SEEKING SHELTER: Businesses are being devastated by the outbreak, especially those that were already struggling. The number seeking bankruptcy protection is growing.
Dean & Deluca, a delicatessen founded in the 1970s in New York’s SoHo neighborhood, has become the latest, filing for Chapter 11 protection bankruptcy in a U.S. court.
The chain, which was acquired by Pace Development in Bangkok about six years ago, had been closing stores in recent months as it tried to revitalize the brand.
ARMY OF UNEMPLOYED: Estimates for the first waves of job losses in the U.S. related to the outbreak have been all over the map. The actual number blew all of those estimates away Thursday. The Department of Labor reported more than 6.6 million Americans applied for unemployment benefits last week, far exceeding a record high set just last week.
Nearly 900,000 workers have lost their jobs in Spain since being ordered to stay home, authorities said Thursday. The short-term job loss was higher than in January 2009, when 350,000 workers lost their jobs during the global financial crisis.
The European Commission has designed a new program to raise up to 100 billion euros in loans to tackle the unemployment induced by the virus outbreak and weather the impact of the economic crisis looming.
TRAVEL: Gone unnoticed my many who are shut in their homes, the skies have become strangely devoid of planes.

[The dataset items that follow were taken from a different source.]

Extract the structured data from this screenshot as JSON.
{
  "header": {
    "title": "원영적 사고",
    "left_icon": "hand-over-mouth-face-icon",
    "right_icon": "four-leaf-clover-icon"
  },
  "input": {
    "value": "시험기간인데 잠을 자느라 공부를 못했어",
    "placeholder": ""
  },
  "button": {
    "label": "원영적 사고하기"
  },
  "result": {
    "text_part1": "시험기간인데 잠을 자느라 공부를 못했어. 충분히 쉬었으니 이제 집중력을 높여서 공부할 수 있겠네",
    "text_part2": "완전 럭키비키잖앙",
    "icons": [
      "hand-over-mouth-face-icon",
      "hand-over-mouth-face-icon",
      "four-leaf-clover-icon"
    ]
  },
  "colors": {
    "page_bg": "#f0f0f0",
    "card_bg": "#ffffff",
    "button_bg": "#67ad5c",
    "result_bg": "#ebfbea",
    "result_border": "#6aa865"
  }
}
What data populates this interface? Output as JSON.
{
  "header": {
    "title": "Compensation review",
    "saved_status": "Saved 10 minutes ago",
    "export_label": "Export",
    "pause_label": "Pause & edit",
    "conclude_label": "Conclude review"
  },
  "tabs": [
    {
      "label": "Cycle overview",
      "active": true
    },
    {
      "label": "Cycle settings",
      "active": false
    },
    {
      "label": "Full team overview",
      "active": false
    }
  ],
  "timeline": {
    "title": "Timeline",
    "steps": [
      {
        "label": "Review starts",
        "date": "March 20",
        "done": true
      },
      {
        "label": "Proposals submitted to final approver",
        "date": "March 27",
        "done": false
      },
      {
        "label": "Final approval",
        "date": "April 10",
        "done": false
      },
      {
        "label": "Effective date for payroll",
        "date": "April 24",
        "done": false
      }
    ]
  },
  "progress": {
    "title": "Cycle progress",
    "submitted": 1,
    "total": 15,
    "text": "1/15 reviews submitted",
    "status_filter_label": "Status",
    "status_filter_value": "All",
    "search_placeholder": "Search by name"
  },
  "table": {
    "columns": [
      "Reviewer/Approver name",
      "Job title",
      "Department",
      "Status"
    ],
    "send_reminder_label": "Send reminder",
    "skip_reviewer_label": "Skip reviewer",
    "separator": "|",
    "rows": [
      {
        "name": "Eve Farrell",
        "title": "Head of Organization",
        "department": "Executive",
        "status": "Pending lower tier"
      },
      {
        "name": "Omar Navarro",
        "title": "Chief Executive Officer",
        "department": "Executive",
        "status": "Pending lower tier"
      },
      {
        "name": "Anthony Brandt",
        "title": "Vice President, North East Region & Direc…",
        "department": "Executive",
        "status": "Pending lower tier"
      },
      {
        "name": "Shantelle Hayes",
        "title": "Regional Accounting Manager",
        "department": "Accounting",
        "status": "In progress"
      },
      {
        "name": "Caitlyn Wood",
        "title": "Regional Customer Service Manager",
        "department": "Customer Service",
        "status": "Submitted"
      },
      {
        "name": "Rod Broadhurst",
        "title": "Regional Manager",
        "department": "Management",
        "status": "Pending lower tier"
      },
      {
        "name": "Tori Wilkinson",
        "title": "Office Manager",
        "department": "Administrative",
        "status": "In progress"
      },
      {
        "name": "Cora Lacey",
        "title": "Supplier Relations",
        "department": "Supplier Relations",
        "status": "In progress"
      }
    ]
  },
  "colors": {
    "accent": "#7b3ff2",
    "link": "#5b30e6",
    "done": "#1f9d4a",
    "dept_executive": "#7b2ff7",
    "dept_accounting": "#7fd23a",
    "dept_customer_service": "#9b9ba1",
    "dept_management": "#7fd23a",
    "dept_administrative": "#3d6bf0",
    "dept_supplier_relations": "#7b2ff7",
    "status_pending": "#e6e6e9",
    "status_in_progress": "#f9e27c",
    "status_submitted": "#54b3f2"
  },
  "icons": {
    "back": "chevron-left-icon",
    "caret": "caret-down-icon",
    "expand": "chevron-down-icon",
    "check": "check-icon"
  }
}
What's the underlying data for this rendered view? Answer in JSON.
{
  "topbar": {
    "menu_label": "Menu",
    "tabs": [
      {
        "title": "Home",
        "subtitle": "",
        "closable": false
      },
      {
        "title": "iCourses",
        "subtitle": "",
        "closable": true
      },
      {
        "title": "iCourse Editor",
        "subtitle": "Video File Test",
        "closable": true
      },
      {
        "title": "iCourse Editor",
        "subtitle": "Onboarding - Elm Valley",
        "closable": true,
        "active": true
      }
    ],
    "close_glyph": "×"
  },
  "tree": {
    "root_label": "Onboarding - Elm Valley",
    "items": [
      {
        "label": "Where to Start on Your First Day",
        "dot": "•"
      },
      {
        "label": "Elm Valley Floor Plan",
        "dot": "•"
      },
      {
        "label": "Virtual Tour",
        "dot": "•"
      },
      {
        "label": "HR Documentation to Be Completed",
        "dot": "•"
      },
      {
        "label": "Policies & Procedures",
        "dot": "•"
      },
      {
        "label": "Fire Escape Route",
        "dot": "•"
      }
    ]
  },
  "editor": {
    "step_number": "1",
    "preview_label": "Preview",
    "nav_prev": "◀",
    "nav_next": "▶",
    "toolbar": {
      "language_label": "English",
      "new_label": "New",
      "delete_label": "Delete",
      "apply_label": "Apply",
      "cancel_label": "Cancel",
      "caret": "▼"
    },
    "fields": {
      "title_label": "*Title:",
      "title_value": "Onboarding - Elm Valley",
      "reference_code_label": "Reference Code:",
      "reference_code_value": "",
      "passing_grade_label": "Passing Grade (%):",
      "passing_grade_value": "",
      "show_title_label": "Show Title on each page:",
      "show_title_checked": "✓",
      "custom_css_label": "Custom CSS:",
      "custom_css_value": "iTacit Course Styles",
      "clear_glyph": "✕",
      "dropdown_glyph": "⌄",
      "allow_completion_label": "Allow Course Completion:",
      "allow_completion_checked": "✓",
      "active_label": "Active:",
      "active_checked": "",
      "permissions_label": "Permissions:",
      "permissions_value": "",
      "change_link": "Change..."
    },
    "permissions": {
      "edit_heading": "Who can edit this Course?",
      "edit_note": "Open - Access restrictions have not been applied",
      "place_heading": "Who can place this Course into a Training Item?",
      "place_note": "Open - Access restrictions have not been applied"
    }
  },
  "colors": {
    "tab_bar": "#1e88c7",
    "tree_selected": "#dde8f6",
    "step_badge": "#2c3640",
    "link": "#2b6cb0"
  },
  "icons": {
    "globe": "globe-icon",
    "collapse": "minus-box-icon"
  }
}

The travel industry appeared to come to a standstill, but the number of those taking flights is actually falling to new lows this week.
The Transportation Security Administration said it screened 146,348 people on Tuesday, nearly 8,000 fewer than Monday and down 93% from one year ago.
Korean Air pleaded for swift government intervention Thursday.
The airline, South Korea’s largest, recently sent all of its 387 foreign pilots on unpaid leave for three months and says it could possibly ask its entire workforce of 20,000 to take temporary leaves if conditions deteriorate further.
The pandemic is expected to wipe out $23 billion in passenger revenue from airlines across the Middle East and Africa this year, according to an assessment Thursday by the aviation industry’s largest trade association.
The International Air Transport Association said Mideast airlines will see a $19 billion drop in revenue compared with last year.
OFF THE RAILS: With auto plants shut down, shipments from the auto industry by rail tumbled 70% last week to 5,423 carloads, according to the Association of American Railroads. Total container shipments slid 14% as trade with China plummets.
On Thursday, the U.S reported that the trade deficit tumbled in February to the lowest level since 2016 as exports fell and imports fell more. The politically sensitive gap in the trade of goods with China narrowed in February when the world’s No. 2 economy was locked down to combat the coronavirus outbreak..
Norfolk Southern, Union Pacific and CSX have all warned that the pandemic could have a material impact on earnings.
RAILWAY RIGATONI: Whether or not pasta is considered critical, a steady supply is being ensured by German supermarket chain Aldi through the use of special trains.
The company said Thursday that shipments by rail have so far brought more than 200 metric tons of fusilli, penne and spaghetti across the Alps to satisfy surging demand in Germany.
Aldi worked with logistics company DB Schenker to haul the pasta by truck from Naples to northern Italy, where the goods were then loaded onto trains to Nuremberg.
MARKETS: The staggering U.S. job report sent stocks seesawing on Wall Street.
The S&P 500 rose slightly, while the Dow and Nasdaq were essentially flat.